How to Write Data Concurrently to Deep Lake Datasets
Deep Lake offers 3 solutions for concurrently writing data, depending on the required scale of the application. Concurrency is not native to the Deep Lake format, so these solutions use locks and queues to schedule and linearize the write operations to Deep Lake.
Concurrency Using External Locks
Concurrent writes can be supported using an in-memory database that serves as the locking mechanism for Deep Lake datasets. Tools such as Zookeper or Redis are highly performant and reliable and can be deployed using a few lines of code. External locks are recommended for small-to-medium workloads.

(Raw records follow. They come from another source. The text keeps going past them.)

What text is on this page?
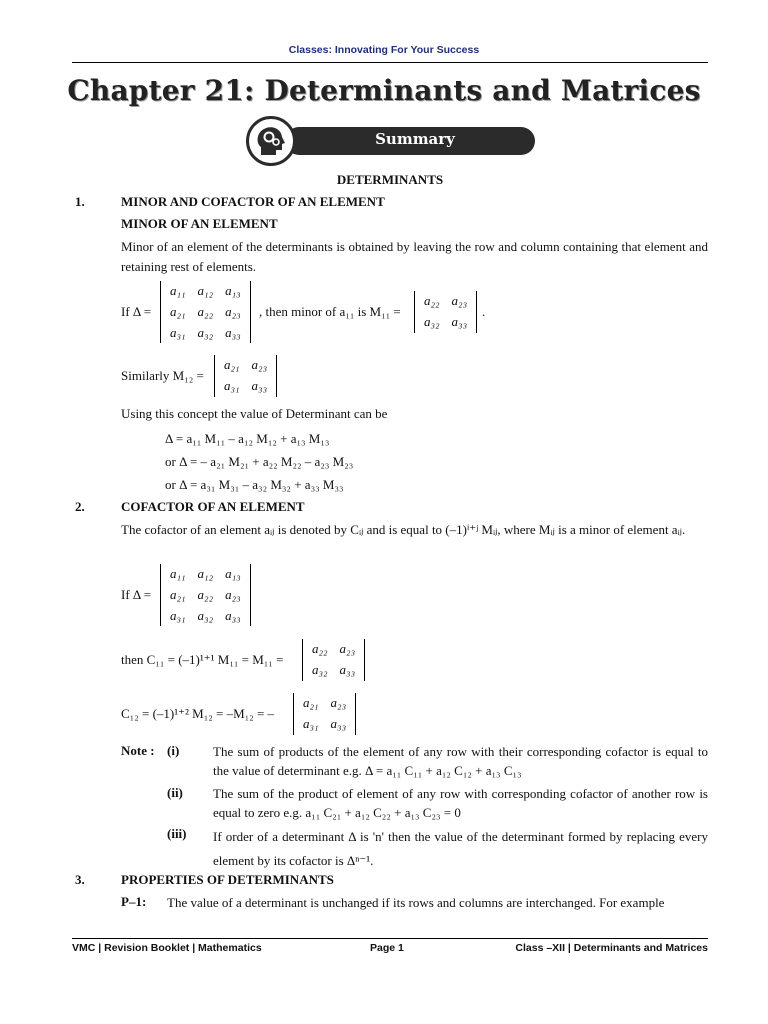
Classes: Innovating For Your Success
Chapter 21: Determinants and Matrices
Summary
DETERMINANTS
1.	MINOR AND COFACTOR OF AN ELEMENT
MINOR OF AN ELEMENT
Minor of an element of the determinants is obtained by leaving the row and column containing that element and retaining rest of elements.
If Δ =
a₁₁	a₁₂	a₁₃
a₂₁	a₂₂	a₂₃
a₃₁	a₃₂	a₃₃
, then minor of a₁₁ is M₁₁ =
a₂₂	a₂₃
a₃₂	a₃₃
.
Similarly M₁₂ =
a₂₁	a₂₃
a₃₁	a₃₃
Using this concept the value of Determinant can be
Δ = a₁₁ M₁₁ – a₁₂ M₁₂ + a₁₃ M₁₃
or Δ = – a₂₁ M₂₁ + a₂₂ M₂₂ – a₂₃ M₂₃
or Δ = a₃₁ M₃₁ – a₃₂ M₃₂ + a₃₃ M₃₃
2.	COFACTOR OF AN ELEMENT
The cofactor of an element aᵢⱼ is denoted by Cᵢⱼ and is equal to (–1)ⁱ⁺ʲ Mᵢⱼ, where Mᵢⱼ is a minor of element aᵢⱼ.
If Δ =
a₁₁	a₁₂	a₁₃
a₂₁	a₂₂	a₂₃
a₃₁	a₃₂	a₃₃
then C₁₁ = (–1)¹⁺¹ M₁₁ = M₁₁ =
a₂₂	a₂₃
a₃₂	a₃₃
C₁₂ = (–1)¹⁺² M₁₂ = –M₁₂ = –
a₂₁	a₂₃
a₃₁	a₃₃
Note : (i)	The sum of products of the element of any row with their corresponding cofactor is equal to the value of determinant e.g. Δ = a₁₁ C₁₁ + a₁₂ C₁₂ + a₁₃ C₁₃
(ii) The sum of the product of element of any row with corresponding cofactor of another row is equal to zero e.g. a₁₁ C₂₁ + a₁₂ C₂₂ + a₁₃ C₂₃ = 0
(iii) If order of a determinant Δ is 'n' then the value of the determinant formed by replacing every element by its cofactor is Δⁿ⁻¹.
3.	PROPERTIES OF DETERMINANTS
P–1: The value of a determinant is unchanged if its rows and columns are interchanged. For example
VMC | Revision Booklet | Mathematics	Page 1	Class –XII | Determinants and Matrices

COMING SOON. Deep Lake will offer a Managed Tensor Database that supports read (search) and write operations at scale. Deep Lake ensures the operations are performant by provisioning the necessary infrastructure and executing the underlying user requests in a distributed manner. This approach is recommended for production applications that require a separate service to handle the high computational loads of vector search.
Concurrency Using Deep Lake Locks
Deep Lake datasets internally support file-based locks. File-base locks are generally slower and less reliable that the other listed solutions, and they should only be used for prototyping.
By default, Deep Lake datasets are loaded in write mode and a lock file is created. This can be avoided by specifying read_only = True to APIs that load datasets.
An error will occur if the Deep Lake dataset is locked and the user tries to open it in write mode. To specify a waiting time for the lock to be released, you can specify lock_timeout = <timeout_in_s> to APIs that load datasets.
Locks can manually be set or released using:
from deeplake.core.lock import lock_dataset, unlock_dataset